You're not going to be best friends with every pastor you serve. But you can work to know your pastor - strengths and weaknesses. Investing in a healthy, honest relationship with your church leader will make your ministry more enjoyable and efficient. In this (very long) series, you'll find tips on how to make these leadership relationships work.

When church is over, my wife and kids usually have one question: “Where are we going out to eat?” Maybe your family is the same way. Eating out after church is a tradition for lots of you! One Sunday in particular, the worship set had gone great. The band hit all the stuff we rehearsed, the transitions were smooth, lyric projection timing was perfect, etc. We all have those days where everything goes according to plan now and then and I was feeling pumped. I wanted to go have a big meal and relax. I had worked hard on the set and rehearsed for a couple of hours and I was ready to enjoy the fruits of my labour.

My wife asked the pastor’s wife to join us, so our little caravan headed over to a favorite lunch spot. We sat down, ordered our drinks and I leaned over the table to talk about the service with my pastor. The music had been awesome and the sermon had been Biblical and convicting. What a day!

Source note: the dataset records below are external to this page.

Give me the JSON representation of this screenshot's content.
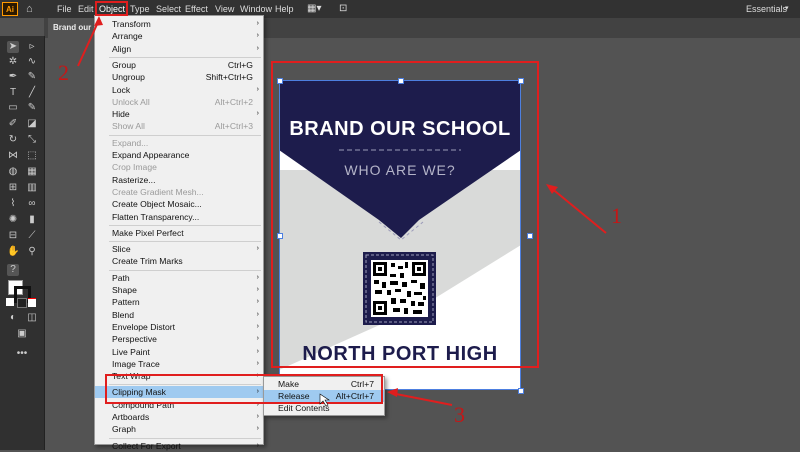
{
  "app": {
    "logo": "Ai",
    "home_icon": "home-icon",
    "workspace": "Essentials"
  },
  "menubar": [
    "File",
    "Edit",
    "Object",
    "Type",
    "Select",
    "Effect",
    "View",
    "Window",
    "Help"
  ],
  "document_tab": "Brand our School",
  "object_menu": [
    {
      "label": "Transform",
      "arrow": true
    },
    {
      "label": "Arrange",
      "arrow": true
    },
    {
      "label": "Align",
      "arrow": true
    },
    {
      "sep": true
    },
    {
      "label": "Group",
      "shortcut": "Ctrl+G"
    },
    {
      "label": "Ungroup",
      "shortcut": "Shift+Ctrl+G"
    },
    {
      "label": "Lock",
      "arrow": true
    },
    {
      "label": "Unlock All",
      "shortcut": "Alt+Ctrl+2",
      "disabled": true
    },
    {
      "label": "Hide",
      "arrow": true
    },
    {
      "label": "Show All",
      "shortcut": "Alt+Ctrl+3",
      "disabled": true
    },
    {
      "sep": true
    },
    {
      "label": "Expand...",
      "disabled": true
    },
    {
      "label": "Expand Appearance"
    },
    {
      "label": "Crop Image",
      "disabled": true
    },
    {
      "label": "Rasterize..."
    },
    {
      "label": "Create Gradient Mesh...",
      "disabled": true
    },
    {
      "label": "Create Object Mosaic..."
    },
    {
      "label": "Flatten Transparency..."
    },
    {
      "sep": true
    },
    {
      "label": "Make Pixel Perfect"
    },
    {
      "sep": true
    },
    {
      "label": "Slice",
      "arrow": true
    },
    {
      "label": "Create Trim Marks"
    },
    {
      "sep": true
    },
    {
      "label": "Path",
      "arrow": true
    },
    {
      "label": "Shape",
      "arrow": true
    },
    {
      "label": "Pattern",
      "arrow": true
    },
    {
      "label": "Blend",
      "arrow": true
    },
    {
      "label": "Envelope Distort",
      "arrow": true
    },
    {
      "label": "Perspective",
      "arrow": true
    },
    {
      "label": "Live Paint",
      "arrow": true
    },
    {
      "label": "Image Trace",
      "arrow": true
    },
    {
      "label": "Text Wrap",
      "arrow": true
    },
    {
      "sep": true
    },
    {
      "label": "Clipping Mask",
      "arrow": true,
      "highlight": true
    },
    {
      "label": "Compound Path",
      "arrow": true
    },
    {
      "label": "Artboards",
      "arrow": true
    },
    {
      "label": "Graph",
      "arrow": true
    },
    {
      "sep": true
    },
    {
      "label": "Collect For Export",
      "arrow": true
    }
  ],
  "submenu": [
    {
      "label": "Make",
      "shortcut": "Ctrl+7"
    },
    {
      "label": "Release",
      "shortcut": "Alt+Ctrl+7",
      "highlight": true
    },
    {
      "label": "Edit Contents"
    }
  ],
  "poster": {
    "title": "BRAND OUR SCHOOL",
    "subtitle": "WHO ARE WE?",
    "footer": "NORTH PORT HIGH"
  },
  "annotations": {
    "one": "1",
    "two": "2",
    "three": "3"
  },
  "colors": {
    "navy": "#1d1c4c",
    "annotation_red": "#e01e1e",
    "menu_highlight": "#9fcaf0"
  }
}
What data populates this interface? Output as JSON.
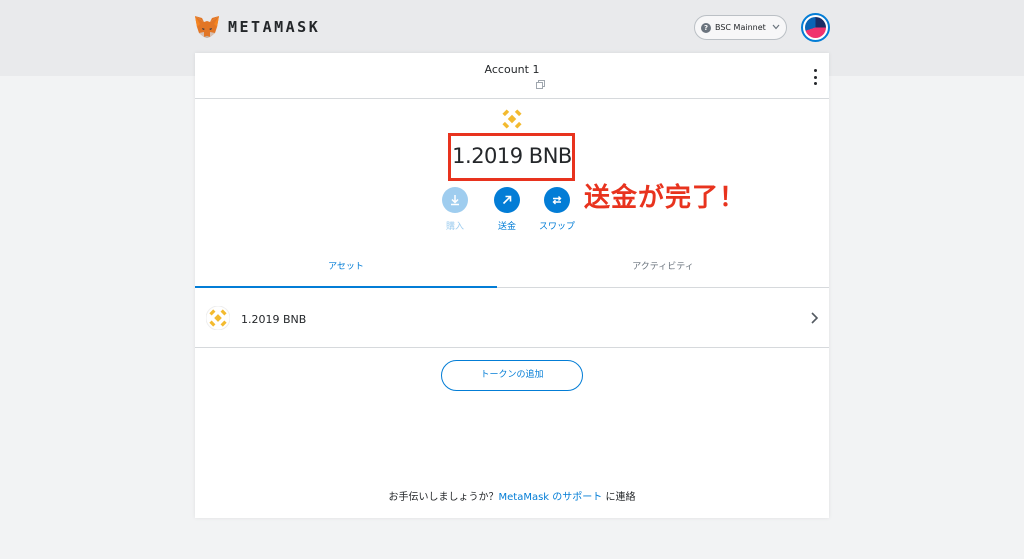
{
  "app": {
    "brand": "METAMASK"
  },
  "network": {
    "label": "BSC Mainnet",
    "help_glyph": "?"
  },
  "account": {
    "name": "Account 1"
  },
  "balance": {
    "amount": "1.2019 BNB"
  },
  "annotation": {
    "text": "送金が完了！",
    "color": "#e8331e"
  },
  "actions": [
    {
      "label": "購入",
      "icon": "download-icon",
      "enabled": false
    },
    {
      "label": "送金",
      "icon": "send-arrow-icon",
      "enabled": true
    },
    {
      "label": "スワップ",
      "icon": "swap-icon",
      "enabled": true
    }
  ],
  "tabs": [
    {
      "label": "アセット",
      "active": true
    },
    {
      "label": "アクティビティ",
      "active": false
    }
  ],
  "assets": [
    {
      "amount": "1.2019 BNB",
      "icon": "bnb-logo-icon"
    }
  ],
  "add_token": {
    "label": "トークンの追加"
  },
  "help": {
    "prefix": "お手伝いしましょうか？",
    "link": "MetaMask のサポート",
    "suffix": " に連絡"
  },
  "colors": {
    "accent": "#037dd6",
    "bnb": "#f3ba2f",
    "annotation": "#e8331e"
  }
}
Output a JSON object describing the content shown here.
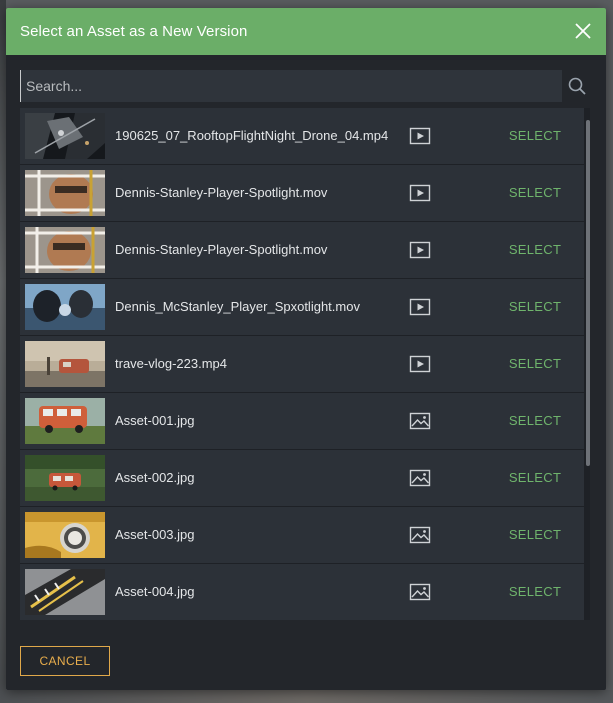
{
  "dialog": {
    "title": "Select an Asset as a New Version",
    "close_icon": "close-icon"
  },
  "search": {
    "placeholder": "Search...",
    "value": "",
    "icon": "search-icon"
  },
  "assets": [
    {
      "name": "190625_07_RooftopFlightNight_Drone_04.mp4",
      "type": "video",
      "select_label": "SELECT"
    },
    {
      "name": "Dennis-Stanley-Player-Spotlight.mov",
      "type": "video",
      "select_label": "SELECT"
    },
    {
      "name": "Dennis-Stanley-Player-Spotlight.mov",
      "type": "video",
      "select_label": "SELECT"
    },
    {
      "name": "Dennis_McStanley_Player_Spxotlight.mov",
      "type": "video",
      "select_label": "SELECT"
    },
    {
      "name": "trave-vlog-223.mp4",
      "type": "video",
      "select_label": "SELECT"
    },
    {
      "name": "Asset-001.jpg",
      "type": "image",
      "select_label": "SELECT"
    },
    {
      "name": "Asset-002.jpg",
      "type": "image",
      "select_label": "SELECT"
    },
    {
      "name": "Asset-003.jpg",
      "type": "image",
      "select_label": "SELECT"
    },
    {
      "name": "Asset-004.jpg",
      "type": "image",
      "select_label": "SELECT"
    }
  ],
  "footer": {
    "cancel_label": "CANCEL"
  },
  "colors": {
    "header_bg": "#6bae68",
    "select_text": "#6fb46c",
    "cancel_accent": "#e8ad4c",
    "row_bg": "#2c3138"
  }
}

But my pastor wasn’t feeling it. He said he hated the sermon. He had run out of time and had to cut a huge portion of the closing. He was frustrated and obviously didn’t want to talk about it.

I couldn’t understand it. His sermon had been good. Why was he so bummed? Rehearsal.

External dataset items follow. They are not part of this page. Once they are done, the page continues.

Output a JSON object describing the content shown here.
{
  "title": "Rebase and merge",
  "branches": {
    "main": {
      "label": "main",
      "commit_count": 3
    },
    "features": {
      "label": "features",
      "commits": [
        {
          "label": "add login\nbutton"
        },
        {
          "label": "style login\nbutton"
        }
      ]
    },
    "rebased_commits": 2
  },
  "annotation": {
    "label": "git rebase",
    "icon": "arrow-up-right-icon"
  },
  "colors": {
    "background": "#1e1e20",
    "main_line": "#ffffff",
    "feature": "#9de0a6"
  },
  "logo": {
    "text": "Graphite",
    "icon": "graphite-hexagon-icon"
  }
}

Even when a pastor practices a sermon before preaching, it’s not the same as a band rehearsal.

With a rehearsal, there are very clear markers for musicians (i.e., landed that key change, stayed with the click track, vocalists remembered the double chorus, etc.) There are visible and audible things that allow the band can know if they’ve succeeded or not. But pastors don’t get that. There are very few benchmarks in a sermon that a preacher has rehearsed. (And it's even harder if the preacher doesn't rehearse the sermon!)

They stand up, preach God’s Word in the hope that it will connect, but there’s often no way for them to know if they nailed it or not. They serve in the void, hoping - but not knowing if - their ideas connected.

You can significantly bless your pastor by giving good feedback. Do a little extra work to find out how the congregation is connecting with the teach and then encourage your leader with that. You’re able to get much more unbiased response that your pastor ever will. Don’t betray confidences, but when someone speaks positively about the pastor’s impact, ask that person if it would be okay to share their story with the pastor. It will be a tremendous help to your pastor.